Problems of Discrete Inference with Noisy or Incomplete Data
Open Access
Author:
Hehir, Jonathan
Graduate Program:
Statistics
Degree:
Doctor of Philosophy
Document Type:
Dissertation
Date of Defense:
February 13, 2023
Committee Members:
Bing Li, Professor in Charge/Director of Graduate Studies David Hunter, Major Field Member Xiaoyue Niu, Dissertation Advisor Aleksandra Slavkovic, Chair & Dissertation Advisor Daniel Kifer, Outside Unit & Field Member
Keywords:
differential privacy community detection spectral clustering distinct counting data sketching
Abstract:
This dissertation highlights a selection of modern problems involving statistical inference on discrete data.
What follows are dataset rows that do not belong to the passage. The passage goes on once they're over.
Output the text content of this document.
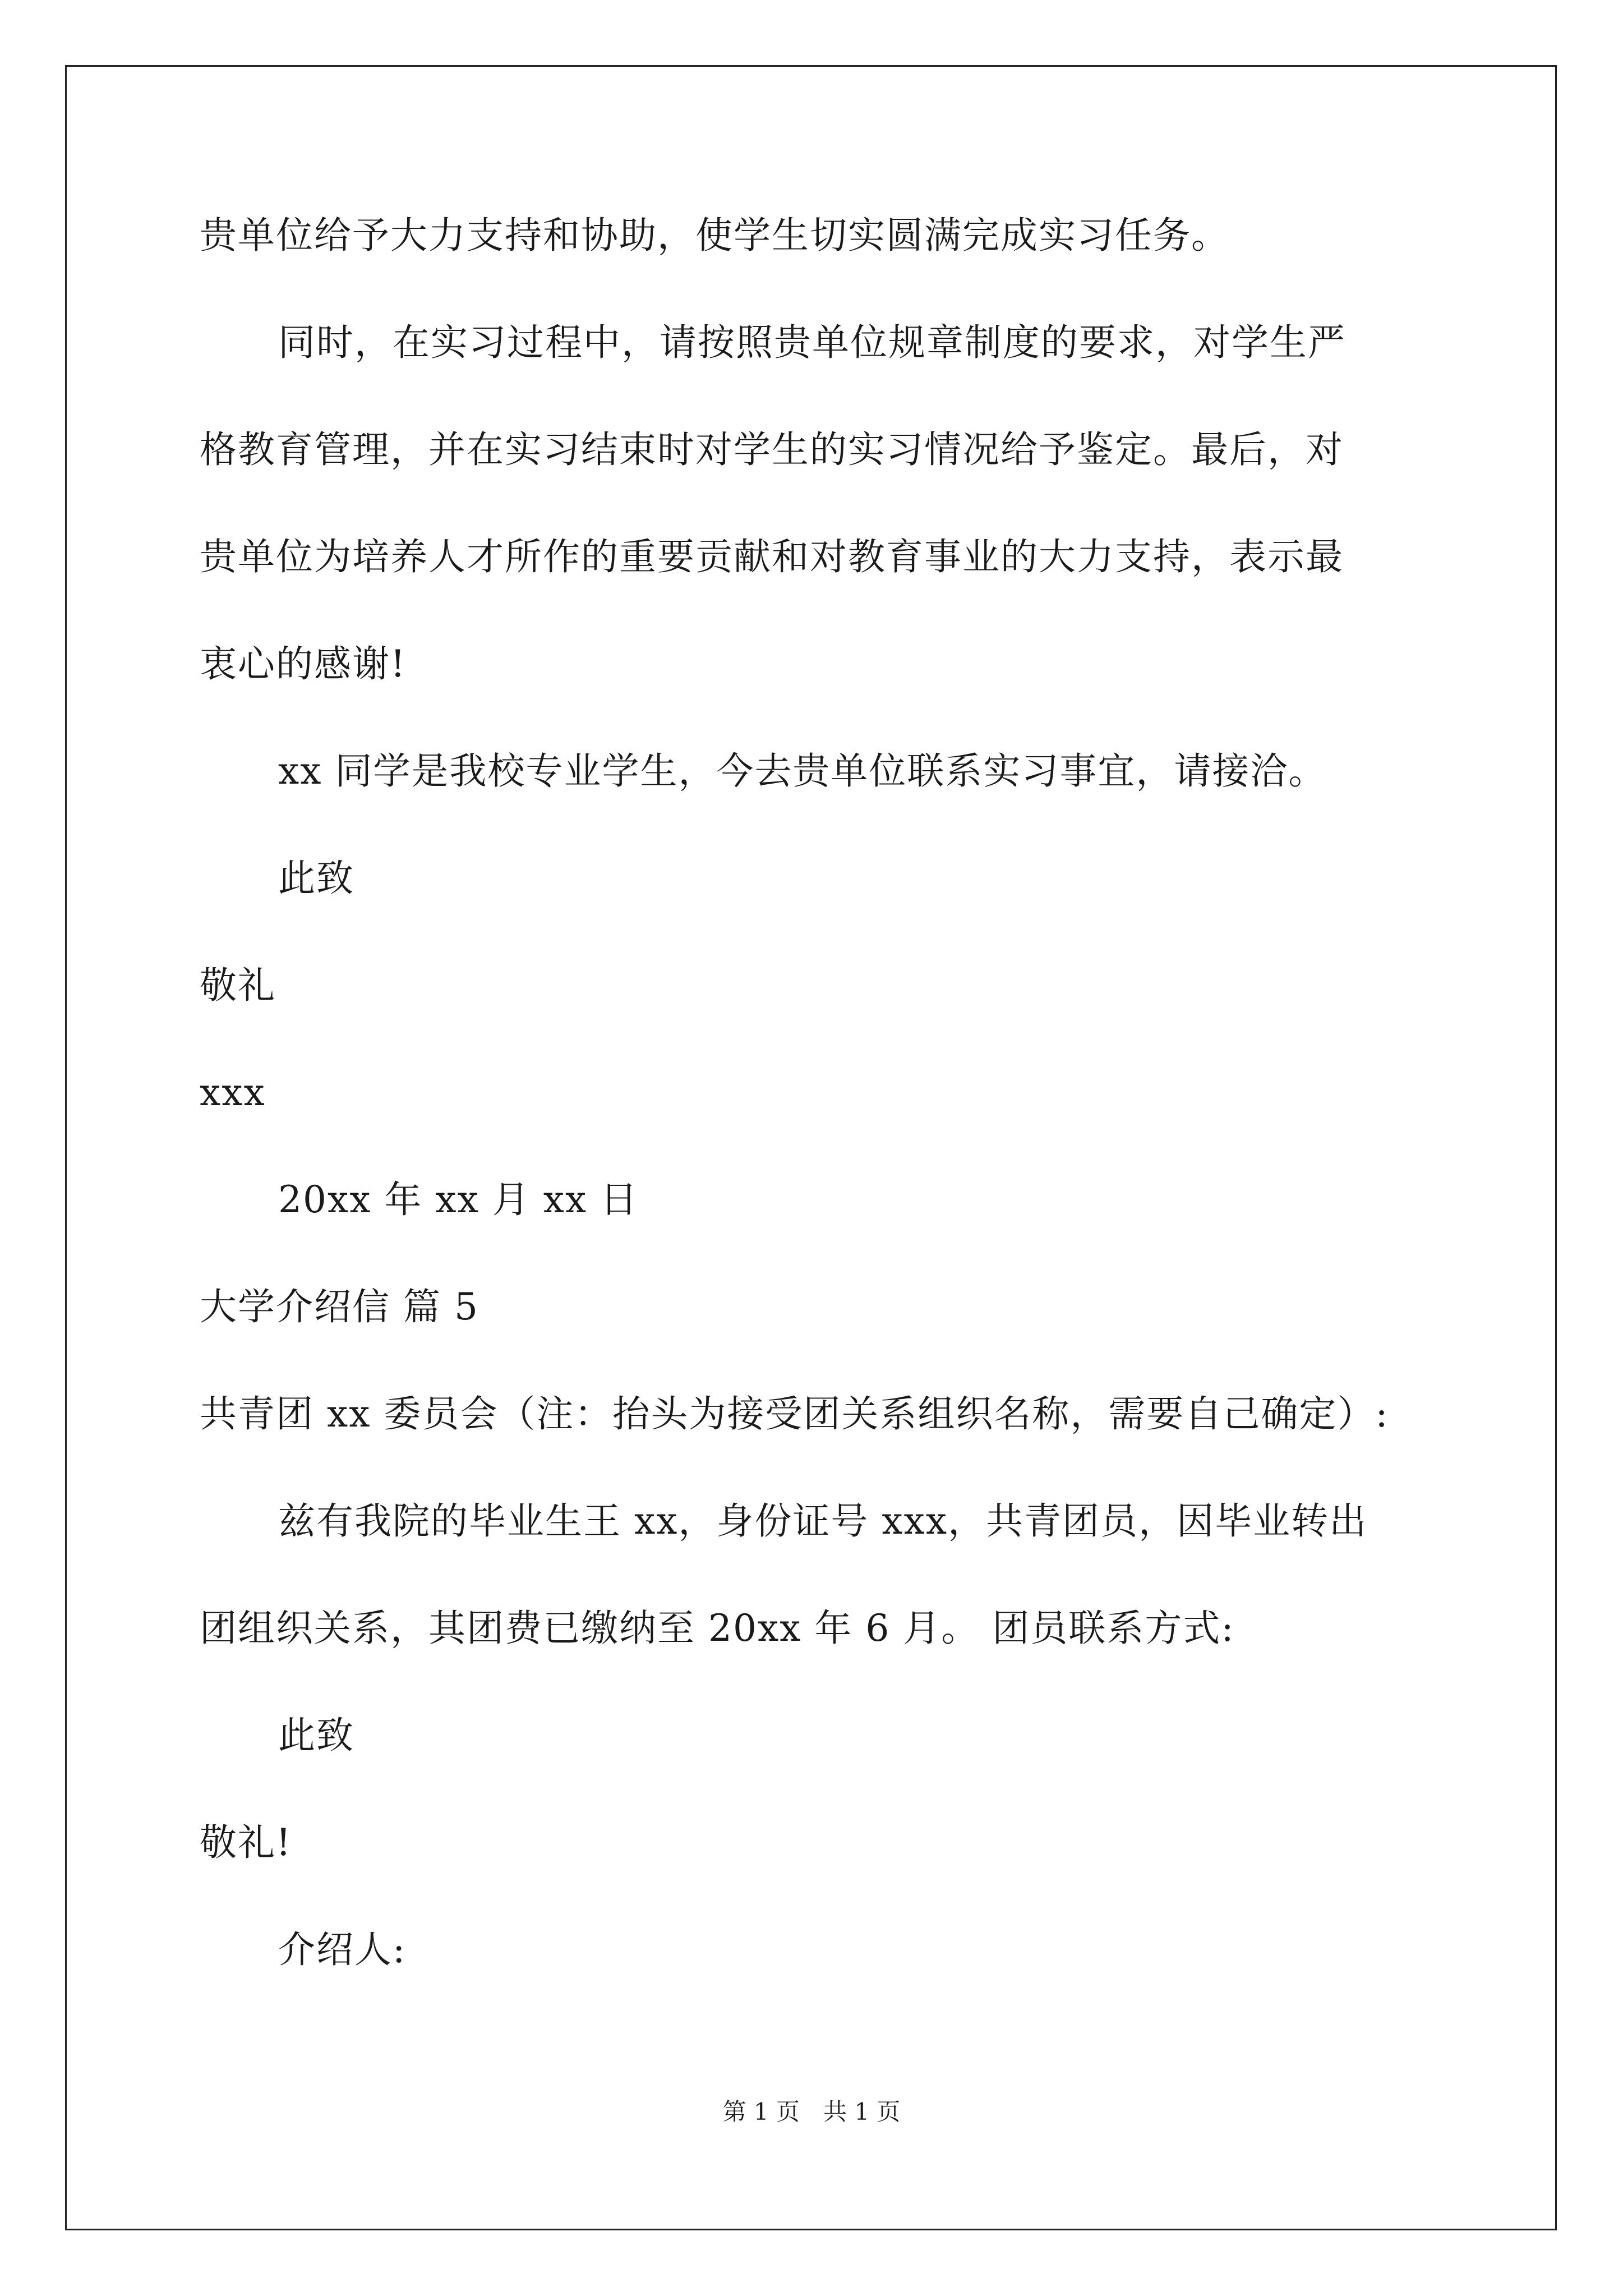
贵单位给予大力支持和协助，使学生切实圆满完成实习任务。
同时，在实习过程中，请按照贵单位规章制度的要求，对学生严
格教育管理，并在实习结束时对学生的实习情况给予鉴定。最后，对
贵单位为培养人才所作的重要贡献和对教育事业的大力支持，表示最
衷心的感谢!
xx 同学是我校专业学生，今去贵单位联系实习事宜，请接洽。
此致
敬礼
xxx
20xx 年 xx 月 xx 日
大学介绍信 篇 5
共青团 xx 委员会（注：抬头为接受团关系组织名称，需要自己确定）:
兹有我院的毕业生王 xx，身份证号 xxx，共青团员，因毕业转出
团组织关系，其团费已缴纳至 20xx 年 6 月。 团员联系方式:
此致
敬礼!
介绍人:
第 1 页　共 1 页
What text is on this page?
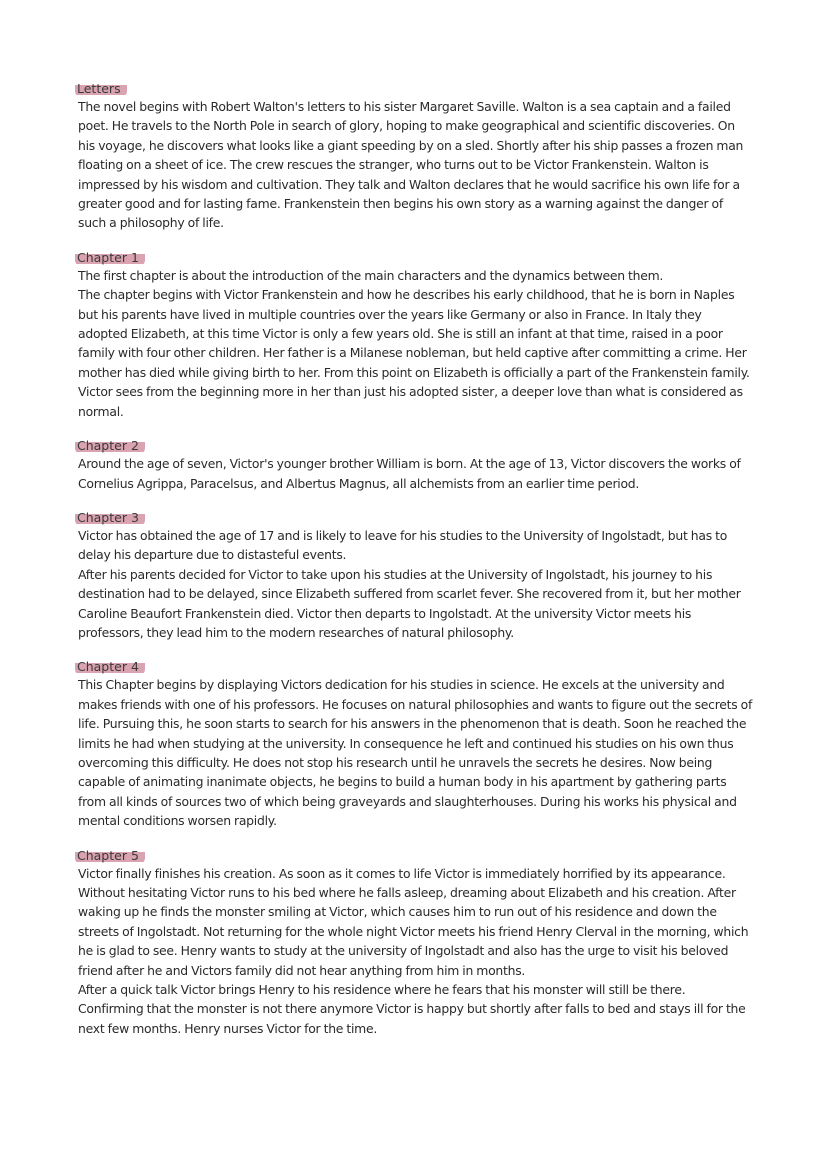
Letters

The novel begins with Robert Walton's letters to his sister Margaret Saville. Walton is a sea captain and a failed poet. He travels to the North Pole in search of glory, hoping to make geographical and scientific discoveries. On his voyage, he discovers what looks like a giant speeding by on a sled. Shortly after his ship passes a frozen man floating on a sheet of ice. The crew rescues the stranger, who turns out to be Victor Frankenstein. Walton is impressed by his wisdom and cultivation. They talk and Walton declares that he would sacrifice his own life for a greater good and for lasting fame. Frankenstein then begins his own story as a warning against the danger of such a philosophy of life.

Chapter 1

The first chapter is about the introduction of the main characters and the dynamics between them.

The chapter begins with Victor Frankenstein and how he describes his early childhood, that he is born in Naples but his parents have lived in multiple countries over the years like Germany or also in France. In Italy they adopted Elizabeth, at this time Victor is only a few years old. She is still an infant at that time, raised in a poor family with four other children. Her father is a Milanese nobleman, but held captive after committing a crime. Her mother has died while giving birth to her. From this point on Elizabeth is officially a part of the Frankenstein family. Victor sees from the beginning more in her than just his adopted sister, a deeper love than what is considered as normal.

Chapter 2

Around the age of seven, Victor's younger brother William is born. At the age of 13, Victor discovers the works of Cornelius Agrippa, Paracelsus, and Albertus Magnus, all alchemists from an earlier time period.

Chapter 3

Victor has obtained the age of 17 and is likely to leave for his studies to the University of Ingolstadt, but has to delay his departure due to distasteful events.

After his parents decided for Victor to take upon his studies at the University of Ingolstadt, his journey to his destination had to be delayed, since Elizabeth suffered from scarlet fever. She recovered from it, but her mother Caroline Beaufort Frankenstein died. Victor then departs to Ingolstadt. At the university Victor meets his professors, they lead him to the modern researches of natural philosophy.

Chapter 4

This Chapter begins by displaying Victors dedication for his studies in science. He excels at the university and makes friends with one of his professors. He focuses on natural philosophies and wants to figure out the secrets of life. Pursuing this, he soon starts to search for his answers in the phenomenon that is death. Soon he reached the limits he had when studying at the university. In consequence he left and continued his studies on his own thus overcoming this difficulty. He does not stop his research until he unravels the secrets he desires. Now being capable of animating inanimate objects, he begins to build a human body in his apartment by gathering parts from all kinds of sources two of which being graveyards and slaughterhouses. During his works his physical and mental conditions worsen rapidly.

Chapter 5

Victor finally finishes his creation. As soon as it comes to life Victor is immediately horrified by its appearance. Without hesitating Victor runs to his bed where he falls asleep, dreaming about Elizabeth and his creation. After waking up he finds the monster smiling at Victor, which causes him to run out of his residence and down the streets of Ingolstadt. Not returning for the whole night Victor meets his friend Henry Clerval in the morning, which he is glad to see. Henry wants to study at the university of Ingolstadt and also has the urge to visit his beloved friend after he and Victors family did not hear anything from him in months.

After a quick talk Victor brings Henry to his residence where he fears that his monster will still be there. Confirming that the monster is not there anymore Victor is happy but shortly after falls to bed and stays ill for the next few months. Henry nurses Victor for the time.
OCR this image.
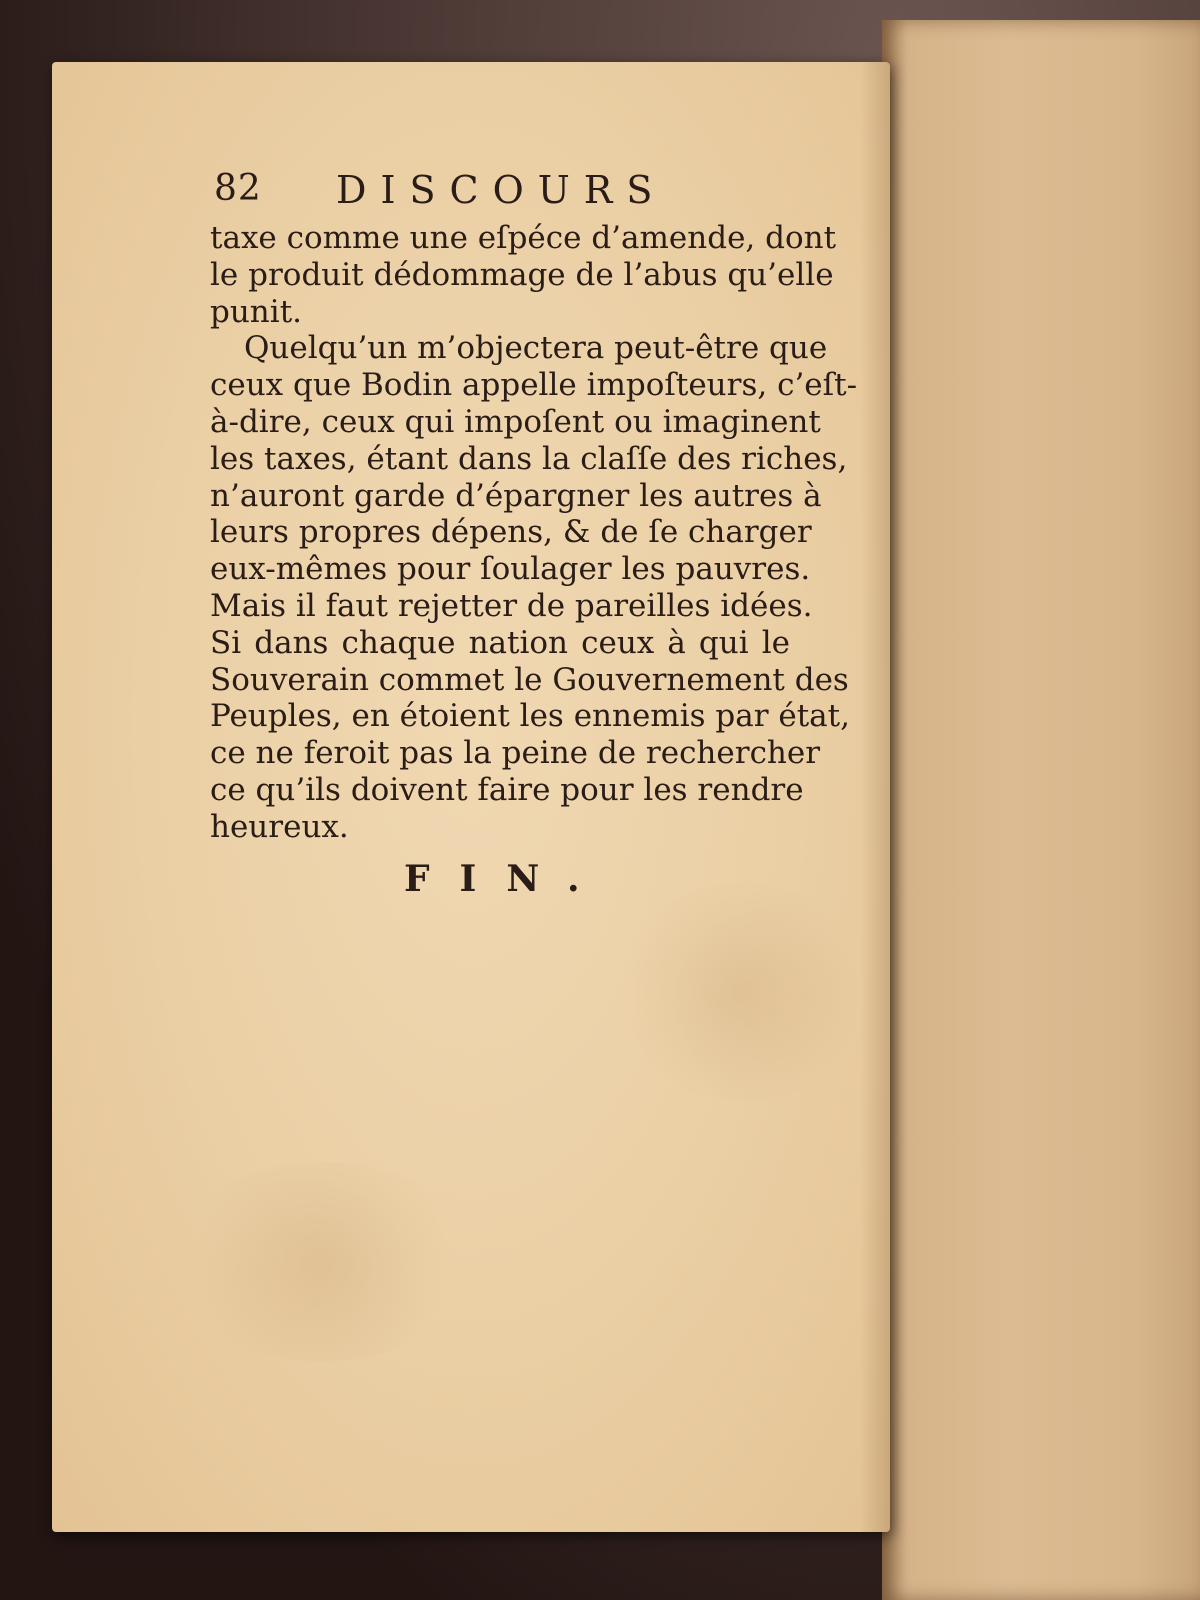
82 DISCOURS
taxe comme une eſpéce d’amende, dont
le produit dédommage de l’abus qu’elle
punit.
Quelqu’un m’objectera peut-être que
ceux que Bodin appelle impoſteurs, c’eſt-
à-dire, ceux qui impoſent ou imaginent
les taxes, étant dans la claſſe des riches,
n’auront garde d’épargner les autres à
leurs propres dépens, & de ſe charger
eux-mêmes pour ſoulager les pauvres.
Mais il faut rejetter de pareilles idées.
Si dans chaque nation ceux à qui le
Souverain commet le Gouvernement des
Peuples, en étoient les ennemis par état,
ce ne feroit pas la peine de rechercher
ce qu’ils doivent faire pour les rendre
heureux.
FIN.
At the heart of each of these problems lies a computational challenge not adequately met by the classical or exact methods, motivating the use of fast, approximate methods. These fast approximations---data sketching for distinct counting and spectral clustering for network community detection---have been widely known and used for decades, yet a number of important gaps remain. In particular, we provide novel adaptations of these methods to three areas: distinct counting and community detection with provable guarantees of privacy, and community detection in networks whose community structure is determined by a mixture of observed and latent factors. The contributions of this work are both theoretical and practical. The proposed solutions to each of these problems is accompanied by rigorous proof of statistical consistency as well as empirical evaluation on both real and simulated data.